The banking industry is a complex environment that changes constantly. New technologies and security updates are always being released, which means the way transactions take place can change as well. These changes affect interchange rates for merchants who accept electronic payments from cards.
A common myth is that interchange fees increase because of greed from credit card companies and banks. In reality, interchange fees are driven by the banks’ need to recover losses they experience for processing credit card transactions. Interchange rates are set by Visa and MasterCard, which makes them not only difficult for merchants to understand but also difficult to challenge.
How to Calculate Interchange Fees
Calculating interchange can be complicated. You can find out what your interchange rates are by:
Looking at your merchant agreement
- Talking with your merchant services provider to see if you’ve undergone any rate increases
- Calculate your effective rate by dividing your fess by your total processing volume for a month
- Trying to calculate interchange fees for individual transactions can be daunting. This is because you’ll need to know the exact payment type and method used and consult Visa, and Mastercard’s interchange tables.
What Can You Do to Save Money?
If you’re like most small business owners, you don’t like surprises when it comes to your monthly expenses. This is why many businesses choose to switch their merchant services providers every few years. If your current MSP does not include interchange rates in their package pricing or if they fail to communicate interchange rates with you, you should consider switching providers. You can also go back to your provider and try to renegotiate lower rates. This would save you significant time and hassle. Additionally, if your MSP does not include free equipment or if their monthly fees are very high, it may make sense for you to switch and find a payment processor that has lower fees and better terms.

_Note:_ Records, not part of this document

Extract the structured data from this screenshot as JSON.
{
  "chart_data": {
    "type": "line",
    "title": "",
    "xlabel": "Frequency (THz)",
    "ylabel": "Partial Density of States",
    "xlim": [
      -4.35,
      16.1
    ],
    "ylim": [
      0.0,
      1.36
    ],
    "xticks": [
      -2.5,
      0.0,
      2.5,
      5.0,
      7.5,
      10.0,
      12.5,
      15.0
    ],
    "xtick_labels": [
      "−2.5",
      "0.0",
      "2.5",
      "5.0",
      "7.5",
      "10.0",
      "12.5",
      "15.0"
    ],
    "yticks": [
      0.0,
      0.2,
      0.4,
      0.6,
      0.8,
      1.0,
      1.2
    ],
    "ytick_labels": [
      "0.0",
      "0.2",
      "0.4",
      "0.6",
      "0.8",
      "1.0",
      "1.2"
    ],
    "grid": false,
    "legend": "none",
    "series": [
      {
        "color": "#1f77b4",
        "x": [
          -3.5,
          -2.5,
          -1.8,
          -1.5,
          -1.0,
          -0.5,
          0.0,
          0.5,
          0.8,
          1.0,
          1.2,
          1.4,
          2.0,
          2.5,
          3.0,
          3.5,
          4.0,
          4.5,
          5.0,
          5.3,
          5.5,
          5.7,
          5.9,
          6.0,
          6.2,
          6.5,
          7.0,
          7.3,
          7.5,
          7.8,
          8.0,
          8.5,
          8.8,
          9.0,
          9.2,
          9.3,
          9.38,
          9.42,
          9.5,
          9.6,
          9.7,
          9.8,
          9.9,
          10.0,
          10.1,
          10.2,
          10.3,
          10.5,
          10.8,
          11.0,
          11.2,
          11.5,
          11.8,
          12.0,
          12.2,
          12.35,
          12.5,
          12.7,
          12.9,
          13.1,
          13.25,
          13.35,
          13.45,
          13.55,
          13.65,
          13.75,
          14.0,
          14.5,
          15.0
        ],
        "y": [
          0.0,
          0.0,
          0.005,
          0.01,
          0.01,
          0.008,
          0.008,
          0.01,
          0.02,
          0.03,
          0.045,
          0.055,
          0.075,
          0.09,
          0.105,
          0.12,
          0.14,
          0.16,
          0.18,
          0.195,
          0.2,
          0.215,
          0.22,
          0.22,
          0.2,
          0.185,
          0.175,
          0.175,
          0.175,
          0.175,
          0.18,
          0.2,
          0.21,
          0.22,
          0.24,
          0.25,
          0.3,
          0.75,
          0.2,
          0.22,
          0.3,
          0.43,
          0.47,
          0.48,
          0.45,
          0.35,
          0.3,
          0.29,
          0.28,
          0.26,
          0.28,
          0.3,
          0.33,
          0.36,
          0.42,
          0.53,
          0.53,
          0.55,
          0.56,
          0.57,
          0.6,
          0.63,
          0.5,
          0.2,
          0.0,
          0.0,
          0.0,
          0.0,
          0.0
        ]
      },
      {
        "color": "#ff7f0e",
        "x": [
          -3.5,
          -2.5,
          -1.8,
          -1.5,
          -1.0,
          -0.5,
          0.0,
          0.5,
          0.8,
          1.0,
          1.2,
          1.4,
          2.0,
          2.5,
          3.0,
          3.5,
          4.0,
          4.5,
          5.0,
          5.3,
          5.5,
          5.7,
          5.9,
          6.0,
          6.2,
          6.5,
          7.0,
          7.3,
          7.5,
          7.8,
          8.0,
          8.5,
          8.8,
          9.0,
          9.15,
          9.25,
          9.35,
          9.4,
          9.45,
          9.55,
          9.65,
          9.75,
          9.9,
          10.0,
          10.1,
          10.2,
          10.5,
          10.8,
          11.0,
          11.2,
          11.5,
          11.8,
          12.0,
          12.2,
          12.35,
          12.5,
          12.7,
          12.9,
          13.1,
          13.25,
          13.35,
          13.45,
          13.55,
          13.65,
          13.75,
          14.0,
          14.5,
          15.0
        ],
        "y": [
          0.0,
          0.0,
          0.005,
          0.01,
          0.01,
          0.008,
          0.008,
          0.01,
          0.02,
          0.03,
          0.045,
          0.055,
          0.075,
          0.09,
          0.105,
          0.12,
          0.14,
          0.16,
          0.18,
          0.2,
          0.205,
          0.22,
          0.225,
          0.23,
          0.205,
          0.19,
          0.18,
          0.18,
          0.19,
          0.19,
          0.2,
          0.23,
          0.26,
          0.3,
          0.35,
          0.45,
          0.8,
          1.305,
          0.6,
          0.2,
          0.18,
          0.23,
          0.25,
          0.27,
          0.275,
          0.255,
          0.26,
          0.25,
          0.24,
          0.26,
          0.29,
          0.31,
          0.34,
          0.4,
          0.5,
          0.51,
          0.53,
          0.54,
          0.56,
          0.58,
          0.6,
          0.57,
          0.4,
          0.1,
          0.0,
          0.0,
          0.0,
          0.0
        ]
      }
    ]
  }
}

Average Credit Card Interchange Rates
Here are the average interchange rates for each payment method:
- Card not present: 1.60%+$0.10 – 2.60%+$0.15
- Card present: 0.10%+$0.10 – 2.35%+$0.10*
*This does not include AmEx interchange rates, which are much higher.
It’s very important to remember this is strictly interchange fees. This does not include other processor fees, such as a monthly fee or PCI Compliance fee.

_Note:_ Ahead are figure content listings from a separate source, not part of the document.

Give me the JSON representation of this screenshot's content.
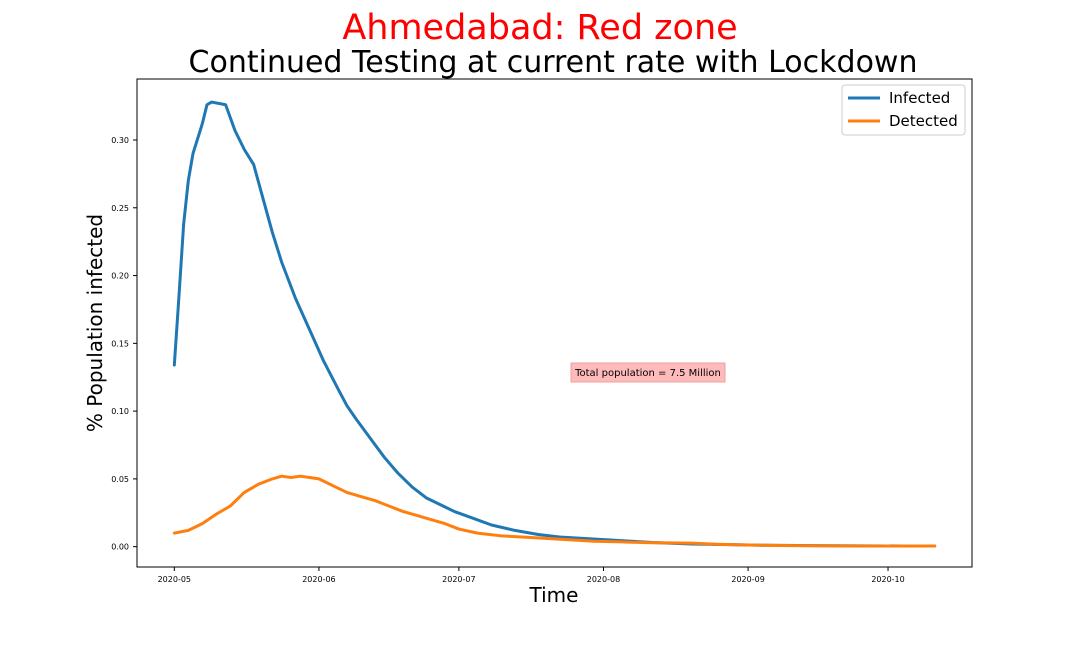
{
  "chart_data": {
    "type": "line",
    "title": "Ahmedabad: Red zone",
    "subtitle": "Continued Testing at current rate with Lockdown",
    "title_color": "#ff0000",
    "xlabel": "Time",
    "ylabel": "% Population infected",
    "x_type": "date",
    "x_range": [
      "2020-04-23",
      "2020-10-19"
    ],
    "xlim": [
      "2020-04-23",
      "2020-10-19"
    ],
    "ylim": [
      -0.015,
      0.345
    ],
    "x_ticks": [
      "2020-05",
      "2020-06",
      "2020-07",
      "2020-08",
      "2020-09",
      "2020-10"
    ],
    "x_tick_dates": [
      "2020-05-01",
      "2020-06-01",
      "2020-07-01",
      "2020-08-01",
      "2020-09-01",
      "2020-10-01"
    ],
    "y_ticks": [
      0.0,
      0.05,
      0.1,
      0.15,
      0.2,
      0.25,
      0.3
    ],
    "y_tick_labels": [
      "0.00",
      "0.05",
      "0.10",
      "0.15",
      "0.20",
      "0.25",
      "0.30"
    ],
    "grid": false,
    "legend_position": "top-right",
    "annotation": "Total population = 7.5 Million",
    "annotation_position": {
      "date": "2020-08-10",
      "value": 0.127
    },
    "series": [
      {
        "name": "Infected",
        "color": "#1f77b4",
        "x": [
          "2020-05-01",
          "2020-05-02",
          "2020-05-03",
          "2020-05-04",
          "2020-05-05",
          "2020-05-07",
          "2020-05-08",
          "2020-05-09",
          "2020-05-12",
          "2020-05-14",
          "2020-05-16",
          "2020-05-18",
          "2020-05-20",
          "2020-05-22",
          "2020-05-24",
          "2020-05-27",
          "2020-05-30",
          "2020-06-02",
          "2020-06-05",
          "2020-06-07",
          "2020-06-09",
          "2020-06-12",
          "2020-06-15",
          "2020-06-18",
          "2020-06-21",
          "2020-06-24",
          "2020-06-27",
          "2020-06-30",
          "2020-07-04",
          "2020-07-08",
          "2020-07-13",
          "2020-07-18",
          "2020-07-23",
          "2020-07-28",
          "2020-08-02",
          "2020-08-07",
          "2020-08-12",
          "2020-08-20",
          "2020-08-28",
          "2020-09-05",
          "2020-09-15",
          "2020-09-25",
          "2020-10-05",
          "2020-10-11"
        ],
        "y": [
          0.134,
          0.185,
          0.238,
          0.27,
          0.29,
          0.312,
          0.326,
          0.328,
          0.326,
          0.307,
          0.293,
          0.282,
          0.257,
          0.232,
          0.21,
          0.183,
          0.16,
          0.137,
          0.117,
          0.104,
          0.094,
          0.08,
          0.066,
          0.054,
          0.044,
          0.036,
          0.031,
          0.026,
          0.021,
          0.016,
          0.012,
          0.009,
          0.007,
          0.006,
          0.005,
          0.004,
          0.003,
          0.002,
          0.0015,
          0.001,
          0.0008,
          0.0006,
          0.0005,
          0.0005
        ]
      },
      {
        "name": "Detected",
        "color": "#ff7f0e",
        "x": [
          "2020-05-01",
          "2020-05-04",
          "2020-05-07",
          "2020-05-10",
          "2020-05-13",
          "2020-05-16",
          "2020-05-19",
          "2020-05-22",
          "2020-05-24",
          "2020-05-26",
          "2020-05-28",
          "2020-05-30",
          "2020-06-01",
          "2020-06-04",
          "2020-06-07",
          "2020-06-10",
          "2020-06-13",
          "2020-06-16",
          "2020-06-19",
          "2020-06-22",
          "2020-06-25",
          "2020-06-28",
          "2020-07-01",
          "2020-07-05",
          "2020-07-10",
          "2020-07-15",
          "2020-07-20",
          "2020-07-25",
          "2020-07-30",
          "2020-08-05",
          "2020-08-10",
          "2020-08-15",
          "2020-08-20",
          "2020-08-25",
          "2020-09-01",
          "2020-09-10",
          "2020-09-20",
          "2020-10-01",
          "2020-10-11"
        ],
        "y": [
          0.01,
          0.012,
          0.017,
          0.024,
          0.03,
          0.04,
          0.046,
          0.05,
          0.052,
          0.051,
          0.052,
          0.051,
          0.05,
          0.045,
          0.04,
          0.037,
          0.034,
          0.03,
          0.026,
          0.023,
          0.02,
          0.017,
          0.013,
          0.01,
          0.008,
          0.007,
          0.006,
          0.005,
          0.004,
          0.0035,
          0.003,
          0.0028,
          0.0026,
          0.0018,
          0.0012,
          0.0008,
          0.0006,
          0.0005,
          0.0005
        ]
      }
    ]
  }
}
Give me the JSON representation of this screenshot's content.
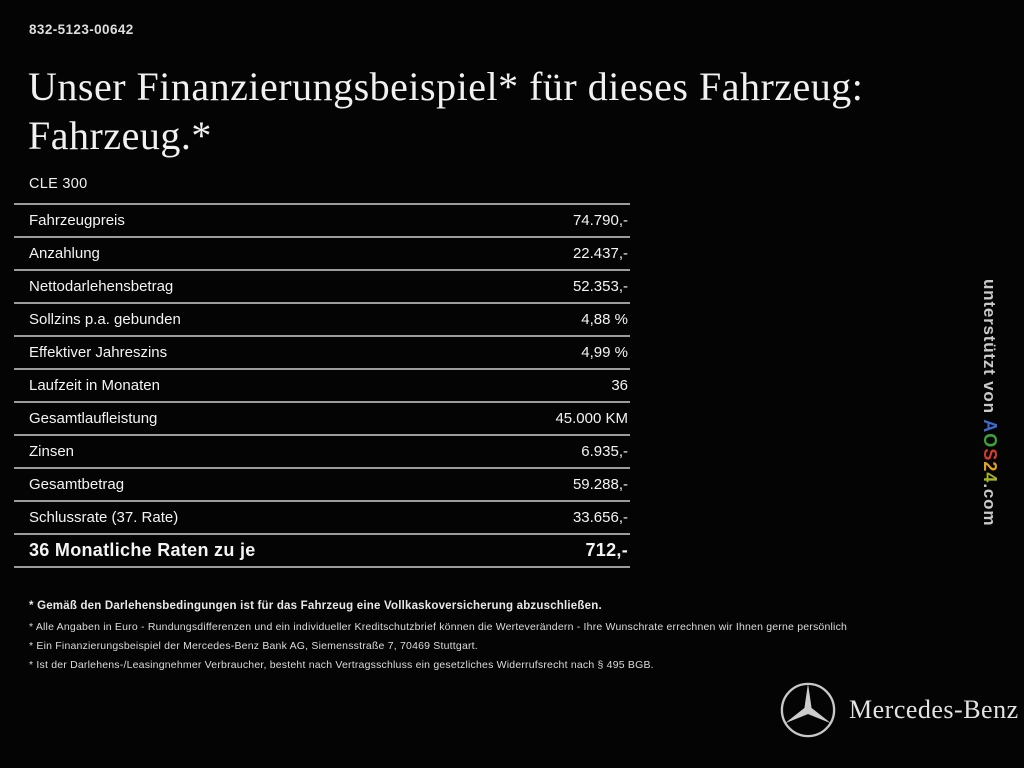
{
  "header": {
    "code": "832-5123-00642",
    "title_line1": "Unser Finanzierungsbeispiel* für dieses Fahrzeug:",
    "title_line2": "Fahrzeug.*",
    "model": "CLE 300"
  },
  "finance_table": {
    "rows": [
      {
        "label": "Fahrzeugpreis",
        "value": "74.790,-",
        "emphasis": false
      },
      {
        "label": "Anzahlung",
        "value": "22.437,-",
        "emphasis": false
      },
      {
        "label": "Nettodarlehensbetrag",
        "value": "52.353,-",
        "emphasis": false
      },
      {
        "label": "Sollzins p.a. gebunden",
        "value": "4,88 %",
        "emphasis": false
      },
      {
        "label": "Effektiver Jahreszins",
        "value": "4,99 %",
        "emphasis": false
      },
      {
        "label": "Laufzeit in Monaten",
        "value": "36",
        "emphasis": false
      },
      {
        "label": "Gesamtlaufleistung",
        "value": "45.000 KM",
        "emphasis": false
      },
      {
        "label": "Zinsen",
        "value": "6.935,-",
        "emphasis": false
      },
      {
        "label": "Gesamtbetrag",
        "value": "59.288,-",
        "emphasis": false
      },
      {
        "label": "Schlussrate (37. Rate)",
        "value": "33.656,-",
        "emphasis": false
      },
      {
        "label": "36 Monatliche Raten zu je",
        "value": "712,-",
        "emphasis": true
      }
    ]
  },
  "footnotes": [
    {
      "text": "* Gemäß den Darlehensbedingungen ist für das Fahrzeug eine Vollkaskoversicherung abzuschließen.",
      "bold": true
    },
    {
      "text": "* Alle Angaben in Euro - Rundungsdifferenzen und ein individueller Kreditschutzbrief können die Werteverändern - Ihre Wunschrate errechnen wir Ihnen gerne persönlich",
      "bold": false
    },
    {
      "text": "* Ein Finanzierungsbeispiel der Mercedes-Benz Bank AG, Siemensstraße 7, 70469 Stuttgart.",
      "bold": false
    },
    {
      "text": "* Ist der Darlehens-/Leasingnehmer Verbraucher, besteht nach Vertragsschluss ein gesetzliches Widerrufsrecht nach § 495 BGB.",
      "bold": false
    }
  ],
  "watermark": {
    "prefix": "unterstützt von ",
    "brand_letters": [
      {
        "ch": "A",
        "color": "#3f6ad0"
      },
      {
        "ch": "O",
        "color": "#3da23d"
      },
      {
        "ch": "S",
        "color": "#d43c2a"
      },
      {
        "ch": "2",
        "color": "#e2a31c"
      },
      {
        "ch": "4",
        "color": "#a8b622"
      }
    ],
    "suffix": ".com"
  },
  "footer": {
    "brand": "Mercedes-Benz",
    "logo_icon": "mercedes-star-icon"
  },
  "colors": {
    "background": "#040404",
    "table_line": "#9c9c9c",
    "text": "#f1f1f1"
  }
}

Interchange Fee Regulation in the United States
Credit card interchange fees are among the most common, but they also impact how much merchants pay for things like gift certificates and wire transfers. These fees are also regulated in Canada, Australia, and the European Union (EU).
Today, almost all countries with a developed economy regulate interchange fees in some way, shape, or form. Some have complete price caps on interchange rates while others focus solely on transparency. The problem is that despite regulation, interchange fees are still a very common way for businesses to be charged hidden fees. The only way to avoid these hidden fees is to do your research and partner with a trustworthy merchant service provider.

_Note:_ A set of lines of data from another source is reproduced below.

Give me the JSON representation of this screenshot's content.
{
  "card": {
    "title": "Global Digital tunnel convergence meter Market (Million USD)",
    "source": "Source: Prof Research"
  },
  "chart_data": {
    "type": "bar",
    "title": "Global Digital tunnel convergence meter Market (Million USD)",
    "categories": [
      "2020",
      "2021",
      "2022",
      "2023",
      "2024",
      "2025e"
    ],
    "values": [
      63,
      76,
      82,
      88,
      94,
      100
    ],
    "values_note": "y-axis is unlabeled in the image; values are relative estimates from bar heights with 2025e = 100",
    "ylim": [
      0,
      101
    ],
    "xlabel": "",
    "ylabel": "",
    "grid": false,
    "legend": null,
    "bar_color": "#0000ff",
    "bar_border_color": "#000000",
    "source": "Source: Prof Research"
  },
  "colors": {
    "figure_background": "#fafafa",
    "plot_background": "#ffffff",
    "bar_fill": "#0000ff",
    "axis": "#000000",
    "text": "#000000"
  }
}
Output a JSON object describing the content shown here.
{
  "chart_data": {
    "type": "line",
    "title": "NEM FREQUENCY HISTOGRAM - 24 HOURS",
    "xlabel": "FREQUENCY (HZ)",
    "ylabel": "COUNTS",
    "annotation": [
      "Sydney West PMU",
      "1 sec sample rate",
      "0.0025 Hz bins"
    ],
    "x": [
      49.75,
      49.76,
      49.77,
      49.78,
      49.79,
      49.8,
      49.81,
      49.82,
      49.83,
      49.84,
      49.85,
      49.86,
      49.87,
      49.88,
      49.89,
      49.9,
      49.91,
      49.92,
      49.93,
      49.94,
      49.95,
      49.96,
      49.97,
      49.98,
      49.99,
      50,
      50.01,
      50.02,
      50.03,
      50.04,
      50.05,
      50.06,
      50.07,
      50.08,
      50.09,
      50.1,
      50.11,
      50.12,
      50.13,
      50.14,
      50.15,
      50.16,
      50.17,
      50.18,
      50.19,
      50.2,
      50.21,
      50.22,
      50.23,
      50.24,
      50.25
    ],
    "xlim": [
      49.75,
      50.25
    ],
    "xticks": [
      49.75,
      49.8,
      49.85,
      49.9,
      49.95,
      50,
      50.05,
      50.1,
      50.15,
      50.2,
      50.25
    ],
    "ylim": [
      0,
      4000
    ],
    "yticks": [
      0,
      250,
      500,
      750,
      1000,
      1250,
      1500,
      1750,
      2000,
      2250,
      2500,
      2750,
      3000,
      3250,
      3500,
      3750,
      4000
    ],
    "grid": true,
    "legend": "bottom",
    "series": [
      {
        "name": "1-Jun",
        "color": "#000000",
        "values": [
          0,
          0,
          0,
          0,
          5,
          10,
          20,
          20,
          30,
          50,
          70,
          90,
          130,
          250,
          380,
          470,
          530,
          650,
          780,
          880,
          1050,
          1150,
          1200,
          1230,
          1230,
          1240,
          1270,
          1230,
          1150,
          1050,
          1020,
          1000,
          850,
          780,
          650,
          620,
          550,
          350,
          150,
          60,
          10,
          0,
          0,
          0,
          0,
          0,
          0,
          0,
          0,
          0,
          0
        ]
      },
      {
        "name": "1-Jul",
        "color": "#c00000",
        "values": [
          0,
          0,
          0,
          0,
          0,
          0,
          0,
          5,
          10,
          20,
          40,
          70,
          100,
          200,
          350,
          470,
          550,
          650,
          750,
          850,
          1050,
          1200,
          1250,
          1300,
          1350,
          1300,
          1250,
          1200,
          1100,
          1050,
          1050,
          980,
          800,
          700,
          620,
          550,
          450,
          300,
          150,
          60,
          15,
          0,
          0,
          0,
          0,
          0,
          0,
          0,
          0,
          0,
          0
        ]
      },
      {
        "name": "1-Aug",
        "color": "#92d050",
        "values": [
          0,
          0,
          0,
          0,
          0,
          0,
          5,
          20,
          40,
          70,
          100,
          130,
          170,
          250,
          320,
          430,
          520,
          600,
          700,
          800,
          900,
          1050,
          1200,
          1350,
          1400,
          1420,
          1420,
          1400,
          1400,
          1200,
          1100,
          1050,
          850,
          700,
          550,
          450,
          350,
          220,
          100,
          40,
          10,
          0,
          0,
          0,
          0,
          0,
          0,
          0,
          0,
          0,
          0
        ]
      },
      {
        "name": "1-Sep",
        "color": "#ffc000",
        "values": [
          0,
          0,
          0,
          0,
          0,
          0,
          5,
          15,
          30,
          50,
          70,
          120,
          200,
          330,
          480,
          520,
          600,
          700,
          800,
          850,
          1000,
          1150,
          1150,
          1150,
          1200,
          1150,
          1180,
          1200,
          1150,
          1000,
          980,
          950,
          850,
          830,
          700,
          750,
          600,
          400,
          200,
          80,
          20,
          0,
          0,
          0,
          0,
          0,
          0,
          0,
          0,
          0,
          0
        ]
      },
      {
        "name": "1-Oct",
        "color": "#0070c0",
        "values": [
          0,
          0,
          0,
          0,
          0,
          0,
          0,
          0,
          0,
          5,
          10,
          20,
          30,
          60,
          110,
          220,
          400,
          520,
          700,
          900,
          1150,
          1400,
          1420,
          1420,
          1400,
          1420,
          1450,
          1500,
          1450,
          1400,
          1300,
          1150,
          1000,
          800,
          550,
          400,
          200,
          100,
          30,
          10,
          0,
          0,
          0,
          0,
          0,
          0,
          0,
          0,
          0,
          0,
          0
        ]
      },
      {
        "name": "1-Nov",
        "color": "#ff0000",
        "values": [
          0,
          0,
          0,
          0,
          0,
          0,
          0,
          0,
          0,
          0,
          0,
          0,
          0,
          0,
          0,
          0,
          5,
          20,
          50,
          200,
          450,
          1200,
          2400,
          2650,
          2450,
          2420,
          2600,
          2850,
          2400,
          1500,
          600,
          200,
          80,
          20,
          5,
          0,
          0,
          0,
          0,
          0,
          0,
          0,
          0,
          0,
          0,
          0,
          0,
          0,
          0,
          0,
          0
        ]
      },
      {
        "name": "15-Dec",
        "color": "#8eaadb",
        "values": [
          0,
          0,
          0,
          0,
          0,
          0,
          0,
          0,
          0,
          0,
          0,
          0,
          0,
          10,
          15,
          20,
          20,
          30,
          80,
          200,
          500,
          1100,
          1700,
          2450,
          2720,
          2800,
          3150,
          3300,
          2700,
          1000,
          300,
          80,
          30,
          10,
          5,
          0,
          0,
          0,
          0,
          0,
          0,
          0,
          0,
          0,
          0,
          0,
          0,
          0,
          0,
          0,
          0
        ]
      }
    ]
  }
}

Interchange fees can be a big headache for small business owners. These add-on charges add up quickly and go unnoticed by many merchants. If you’re unsure what your current interchange rates are, don’t hesitate to contact your merchant services providers today. They’ll have the information you need at no charge and could even help you lower your rates.
If you’re not 100% satisfied with your interchange rates, you should consider switching to another provider. Just make sure the new MSP has transparent pricing and low costs before committing to a contract. You can also go back to your current provider and try to renegotiate your lower rates. This is an option that many business owners take advantage of to save serious money.
It’s important to remember interchange fees are not the only cost of doing business. There will always be some type of cost that goes into accepting credit cards, but with these hidden costs you can better plan for them and save more money long-term.